Supremo aponta acessos irregulares a dados fiscais de ministros e abre investigação
Auditoria solicitada por Alexandre de Moraes identificou consultas sem justificativa funcional nos sistemas da Receita Federal, com indícios de vazamento. PF cumpriu mandados e quatro servidores são investigados.
O Supremo Tribunal Federal informou na terça-feira (17) que uma auditoria interna detectou “múltiplos acessos ilícitos” a dados fiscais sigilosos de ministros da Corte e de seus familiares. Segundo a nota oficial, as consultas teriam sido realizadas por servidores da Receita Federal sem justificativa funcional e, posteriormente, parte das informações teria sido repassada a terceiros.
A apuração teve início após determinação do ministro Alexandre de Moraes, que solicitou o rastreamento de acessos aos sistemas da Receita envolvendo os dez ministros do STF, seus parentes e também o procurador-geral da República, Paulo Gonet.
Operação e medidas cautelares
Com base nas informações preliminares, a Polícia Federal deflagrou operação de busca e apreensão em São Paulo, Rio de Janeiro e Bahia. A ação foi autorizada por Moraes, a pedido da Procuradoria-Geral da República (PGR).
Quatro servidores foram alvo das medidas: Luiz Antônio Martins Nunes, técnico do Serpro cedido à Receita no Rio de Janeiro; Ricardo Mansano de Moraes, auditor fiscal; Ruth Machado dos Santos, técnica do Seguro Social lotada na delegacia da Receita no Guarujá (SP); e Luciano Pery dos Santos, também técnico do Seguro Social, em exercício na delegacia da Receita em Salvador.
Entre as medidas cautelares determinadas estão a quebra de sigilos bancário, fiscal e telemático; uso de tornozeleira eletrônica com recolhimento domiciliar noturno e nos fins de semana; proibição de deixar a comarca de residência; afastamento das funções públicas; impedimento de acesso às dependências da Receita e do Serpro; e bloqueio de acesso a sistemas internos.
“Bloco de acessos” sem justificativa
Na nota divulgada, o STF afirmou que a análise identificou um “bloco de acessos” aos sistemas da Receita cuja verificação pelas áreas técnicas não encontrou justificativa funcional. De acordo com relato publicado pelo jornal Valor, cerca de 100 pessoas podem ter tido dados consultados de forma irregular.

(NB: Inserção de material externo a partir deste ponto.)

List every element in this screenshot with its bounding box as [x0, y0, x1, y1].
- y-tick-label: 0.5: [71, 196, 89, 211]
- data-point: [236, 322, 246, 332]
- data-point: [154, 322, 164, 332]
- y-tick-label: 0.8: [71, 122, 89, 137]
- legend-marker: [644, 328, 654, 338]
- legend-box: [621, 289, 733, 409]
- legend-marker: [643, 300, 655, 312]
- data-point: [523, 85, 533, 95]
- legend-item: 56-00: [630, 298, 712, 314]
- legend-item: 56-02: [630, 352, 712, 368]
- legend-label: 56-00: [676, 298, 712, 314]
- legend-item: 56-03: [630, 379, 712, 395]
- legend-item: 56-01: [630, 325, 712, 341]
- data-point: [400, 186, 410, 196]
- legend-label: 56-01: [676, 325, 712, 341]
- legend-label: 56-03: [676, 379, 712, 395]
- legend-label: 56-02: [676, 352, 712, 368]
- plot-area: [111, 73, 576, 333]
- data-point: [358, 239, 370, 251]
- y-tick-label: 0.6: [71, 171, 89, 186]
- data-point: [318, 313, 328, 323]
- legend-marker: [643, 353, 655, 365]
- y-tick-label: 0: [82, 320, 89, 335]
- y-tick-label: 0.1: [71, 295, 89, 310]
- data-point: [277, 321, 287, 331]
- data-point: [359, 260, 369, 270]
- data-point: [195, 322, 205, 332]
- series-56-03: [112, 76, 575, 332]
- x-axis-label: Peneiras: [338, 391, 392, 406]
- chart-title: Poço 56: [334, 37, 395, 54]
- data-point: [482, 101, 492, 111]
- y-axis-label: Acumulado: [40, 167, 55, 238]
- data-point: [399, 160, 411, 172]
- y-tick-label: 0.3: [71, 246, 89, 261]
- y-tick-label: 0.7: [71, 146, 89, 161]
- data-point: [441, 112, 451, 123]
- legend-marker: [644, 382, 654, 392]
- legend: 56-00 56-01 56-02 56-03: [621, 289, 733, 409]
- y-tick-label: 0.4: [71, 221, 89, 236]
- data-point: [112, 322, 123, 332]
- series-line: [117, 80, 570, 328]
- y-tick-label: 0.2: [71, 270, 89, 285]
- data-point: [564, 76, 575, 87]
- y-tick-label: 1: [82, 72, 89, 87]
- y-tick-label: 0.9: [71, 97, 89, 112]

A motivação ainda é investigada. As apurações buscam esclarecer se houve intenção política ou eventual comercialização de informações sigilosas.
PGR vê risco de uso indevido de informações
Ao solicitar as diligências, a PGR sustentou que o caso pode ir além da violação individual de sigilo fiscal. Para o órgão, a divulgação fragmentada de dados de autoridades públicas, fora de contexto e sem controle judicial, pode servir para criar “suspeitas artificiais” contra integrantes do Supremo.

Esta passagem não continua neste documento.